There's also the fact that there are different expectations for different players. The expectation is that rookies are going to make mistakes and for years, we've wanted coaches to let them work through those mistakes and not bench them every time they do something wrong. Pionk and Howden were both rookies, yet people wanted them benched for making mistakes. Okay. A player like Buchnevich has been in the league longer and has higher expectations placed upon him. The coaching staff knew he could be better and pushed him to reach that level. A guy like Staal? There's nowhere for him to go. He is what he is. Benching him isn't going to make him a better player. He doesn't provide a lot, but he doesn't make a lot of mistakes either, and he always gives a consistent effort.
And it needs to be pointed out too that there are only so many seats on the bench. Maybe there are 5 players who deserve it, but you've still got to ice a team, so you bench the one or two that you feel will respond to it the best. And as GeorgeKaplan said, we don't have all of the information.
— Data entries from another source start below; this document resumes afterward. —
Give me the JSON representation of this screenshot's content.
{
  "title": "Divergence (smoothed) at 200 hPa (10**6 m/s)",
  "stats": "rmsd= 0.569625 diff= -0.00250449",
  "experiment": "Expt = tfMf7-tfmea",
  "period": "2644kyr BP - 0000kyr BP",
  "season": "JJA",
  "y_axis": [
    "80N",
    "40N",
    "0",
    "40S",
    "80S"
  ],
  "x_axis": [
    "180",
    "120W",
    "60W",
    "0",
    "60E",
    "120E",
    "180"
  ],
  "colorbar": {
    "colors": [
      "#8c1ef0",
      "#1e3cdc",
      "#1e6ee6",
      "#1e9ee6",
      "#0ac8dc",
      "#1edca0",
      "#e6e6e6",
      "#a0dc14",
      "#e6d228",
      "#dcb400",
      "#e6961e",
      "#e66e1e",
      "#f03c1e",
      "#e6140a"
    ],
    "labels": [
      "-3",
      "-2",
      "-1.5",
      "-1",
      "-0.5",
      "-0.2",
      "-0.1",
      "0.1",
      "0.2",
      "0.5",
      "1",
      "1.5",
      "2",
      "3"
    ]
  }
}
We don't know what's going on in practice. We don't know what Quinn is seeing in video that we aren't seeing in the game. We don't know what Quinn is asking of each player and how they are responding to it.
There isn't a coach in the NHL, past or present, who is going to hold players accountable in the same way the fans expect him to. The coach is going to have different priorities than we do and he's going to have information that we don't have.
You can complain about which players get benched and which don't, which ones deserve it more than others, but at the end of the day it's about the coach getting the most out of his players. Can anyone honestly say that Quinn didn't get this team to play above its abilities most nights? Can anyone say that both Buchnevich and ADA, players who received the most tough love, didn't benefit from the way Quinn handled them?
Let the man do his job and stop second guessing every decision he makes.